The commission, which had no other programmatic definition than of a livable space able to gather a big feast, is approached with the freedom of planning a pavilion.
Everything revolves around a square-like patio that engulfs an existing oak tree. The patio serves as the rotatory center in which different elements are laid, drawing the activities and spaces. Inverting the square-circle relation of the Mantegna house, the square shape layout of the patio is framed by the circle opening towards the sky. The square emerges again on the roof defined by the beams that support it. In the middle of each side, square cruciform pillars, the same ones Mies will use in his Barcelona’s Pavilion, direct the loads towards the floor.

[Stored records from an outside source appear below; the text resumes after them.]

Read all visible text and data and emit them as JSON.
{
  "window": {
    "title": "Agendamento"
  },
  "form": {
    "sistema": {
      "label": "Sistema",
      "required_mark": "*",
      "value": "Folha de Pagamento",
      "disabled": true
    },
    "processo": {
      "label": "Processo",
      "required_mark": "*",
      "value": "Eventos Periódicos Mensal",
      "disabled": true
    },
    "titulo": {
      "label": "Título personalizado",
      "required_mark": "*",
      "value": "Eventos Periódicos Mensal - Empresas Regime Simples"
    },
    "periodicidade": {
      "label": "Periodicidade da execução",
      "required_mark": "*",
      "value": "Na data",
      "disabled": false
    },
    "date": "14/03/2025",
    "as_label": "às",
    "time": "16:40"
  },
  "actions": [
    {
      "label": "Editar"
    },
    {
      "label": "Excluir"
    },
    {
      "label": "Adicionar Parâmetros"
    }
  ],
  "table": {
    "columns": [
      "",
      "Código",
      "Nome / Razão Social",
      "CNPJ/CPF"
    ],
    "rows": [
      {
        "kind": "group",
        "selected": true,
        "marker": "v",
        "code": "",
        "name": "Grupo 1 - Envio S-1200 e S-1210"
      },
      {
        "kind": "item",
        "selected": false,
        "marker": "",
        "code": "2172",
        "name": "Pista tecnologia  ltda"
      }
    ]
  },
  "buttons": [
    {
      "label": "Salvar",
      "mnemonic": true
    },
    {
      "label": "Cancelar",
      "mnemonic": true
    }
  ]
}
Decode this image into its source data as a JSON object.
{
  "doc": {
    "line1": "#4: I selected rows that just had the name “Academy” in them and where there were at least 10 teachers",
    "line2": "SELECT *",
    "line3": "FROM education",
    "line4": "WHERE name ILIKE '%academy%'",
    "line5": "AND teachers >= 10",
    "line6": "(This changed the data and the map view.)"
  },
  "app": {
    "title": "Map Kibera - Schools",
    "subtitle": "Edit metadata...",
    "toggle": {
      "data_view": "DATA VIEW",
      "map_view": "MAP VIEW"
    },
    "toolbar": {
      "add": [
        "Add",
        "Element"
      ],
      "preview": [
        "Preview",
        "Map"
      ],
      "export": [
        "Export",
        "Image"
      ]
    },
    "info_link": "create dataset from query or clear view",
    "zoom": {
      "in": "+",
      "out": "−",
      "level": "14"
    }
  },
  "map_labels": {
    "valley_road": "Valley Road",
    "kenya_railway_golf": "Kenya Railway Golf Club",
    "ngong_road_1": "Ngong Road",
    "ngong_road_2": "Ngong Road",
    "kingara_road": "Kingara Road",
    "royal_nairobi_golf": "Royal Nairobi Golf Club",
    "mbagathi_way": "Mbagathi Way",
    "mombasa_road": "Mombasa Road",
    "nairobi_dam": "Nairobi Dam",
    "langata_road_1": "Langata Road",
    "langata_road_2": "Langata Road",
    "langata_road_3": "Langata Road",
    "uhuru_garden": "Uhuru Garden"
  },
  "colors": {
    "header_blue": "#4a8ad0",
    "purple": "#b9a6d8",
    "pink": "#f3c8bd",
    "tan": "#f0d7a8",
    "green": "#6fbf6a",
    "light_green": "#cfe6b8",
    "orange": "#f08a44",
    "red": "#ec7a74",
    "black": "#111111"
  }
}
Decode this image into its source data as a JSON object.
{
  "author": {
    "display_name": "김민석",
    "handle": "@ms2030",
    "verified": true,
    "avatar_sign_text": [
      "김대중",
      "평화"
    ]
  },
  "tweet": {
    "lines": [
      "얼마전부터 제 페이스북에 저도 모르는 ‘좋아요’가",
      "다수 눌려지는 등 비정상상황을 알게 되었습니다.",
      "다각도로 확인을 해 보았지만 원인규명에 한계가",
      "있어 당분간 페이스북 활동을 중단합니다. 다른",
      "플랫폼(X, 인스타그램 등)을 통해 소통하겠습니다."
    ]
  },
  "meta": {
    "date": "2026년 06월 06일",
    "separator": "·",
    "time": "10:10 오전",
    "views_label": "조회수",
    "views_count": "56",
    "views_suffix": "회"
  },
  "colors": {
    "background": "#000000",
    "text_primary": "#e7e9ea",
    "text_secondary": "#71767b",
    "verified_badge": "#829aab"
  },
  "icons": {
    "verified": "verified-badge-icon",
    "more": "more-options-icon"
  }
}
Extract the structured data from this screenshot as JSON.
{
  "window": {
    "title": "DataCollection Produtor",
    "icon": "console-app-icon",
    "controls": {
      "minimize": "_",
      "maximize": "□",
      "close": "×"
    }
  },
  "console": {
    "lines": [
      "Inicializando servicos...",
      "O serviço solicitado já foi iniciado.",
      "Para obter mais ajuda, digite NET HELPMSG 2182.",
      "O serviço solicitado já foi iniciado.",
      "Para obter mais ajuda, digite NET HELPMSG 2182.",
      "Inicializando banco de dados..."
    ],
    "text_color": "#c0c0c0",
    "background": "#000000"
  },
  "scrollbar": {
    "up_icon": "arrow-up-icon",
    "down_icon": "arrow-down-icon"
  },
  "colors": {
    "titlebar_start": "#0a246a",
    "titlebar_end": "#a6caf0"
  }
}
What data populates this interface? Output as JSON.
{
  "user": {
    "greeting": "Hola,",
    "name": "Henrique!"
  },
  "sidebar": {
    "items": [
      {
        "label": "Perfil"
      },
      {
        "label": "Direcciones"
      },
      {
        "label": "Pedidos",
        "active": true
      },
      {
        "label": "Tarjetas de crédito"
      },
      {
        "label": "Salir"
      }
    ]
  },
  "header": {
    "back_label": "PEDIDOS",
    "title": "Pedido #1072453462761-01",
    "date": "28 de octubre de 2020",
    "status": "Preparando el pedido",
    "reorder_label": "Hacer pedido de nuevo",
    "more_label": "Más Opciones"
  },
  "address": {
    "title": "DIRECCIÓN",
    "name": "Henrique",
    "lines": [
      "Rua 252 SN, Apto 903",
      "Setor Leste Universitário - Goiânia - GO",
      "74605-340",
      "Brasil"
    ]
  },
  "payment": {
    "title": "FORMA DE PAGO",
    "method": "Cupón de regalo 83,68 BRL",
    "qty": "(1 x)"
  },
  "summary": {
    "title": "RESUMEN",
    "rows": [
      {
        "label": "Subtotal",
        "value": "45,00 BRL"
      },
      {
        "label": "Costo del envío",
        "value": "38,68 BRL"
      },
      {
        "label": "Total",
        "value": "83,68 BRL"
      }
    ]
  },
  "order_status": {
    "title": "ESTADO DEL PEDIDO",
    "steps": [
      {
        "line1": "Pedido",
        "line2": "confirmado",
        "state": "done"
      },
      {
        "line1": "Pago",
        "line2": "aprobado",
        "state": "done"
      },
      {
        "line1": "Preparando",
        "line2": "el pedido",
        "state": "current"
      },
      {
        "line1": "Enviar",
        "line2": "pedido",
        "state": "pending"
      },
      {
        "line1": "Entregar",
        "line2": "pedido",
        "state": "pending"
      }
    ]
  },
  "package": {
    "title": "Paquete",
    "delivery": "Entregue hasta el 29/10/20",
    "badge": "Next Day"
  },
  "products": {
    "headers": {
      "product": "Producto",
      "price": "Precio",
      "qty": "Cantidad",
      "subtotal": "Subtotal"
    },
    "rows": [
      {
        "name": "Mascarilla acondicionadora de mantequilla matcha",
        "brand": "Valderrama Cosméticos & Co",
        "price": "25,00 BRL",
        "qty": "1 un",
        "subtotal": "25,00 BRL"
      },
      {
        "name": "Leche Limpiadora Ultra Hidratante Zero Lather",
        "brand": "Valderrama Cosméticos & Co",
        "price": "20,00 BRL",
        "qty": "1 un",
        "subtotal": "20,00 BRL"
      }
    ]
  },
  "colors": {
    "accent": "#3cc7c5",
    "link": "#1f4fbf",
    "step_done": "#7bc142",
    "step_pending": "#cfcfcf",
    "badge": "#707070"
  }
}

Walls and ceilings of concrete, polished monolithic floors, define a monomaterial and neutral condition of space. As a counterpoint, color is introduced as singular green elements that talk with the enclosed nature. The green is taken from Le Corbusier’s Pantone. A sequence of reflections on the polished surfaces aims to psych out the relationship between the inside and the outside.
Opposed to the diaphanous noble floor, the basement holds a storeroom and a wine cellar, meant to feel like a dimly lit concrete cave. The wine cellar has a circle shape plan, with an oculus in its ceiling which embeds the space in a zenithal dim light, reminisce on the humility of Dieste’s baptistery that he will project for the “Cristo Obrero” church in Atlantida.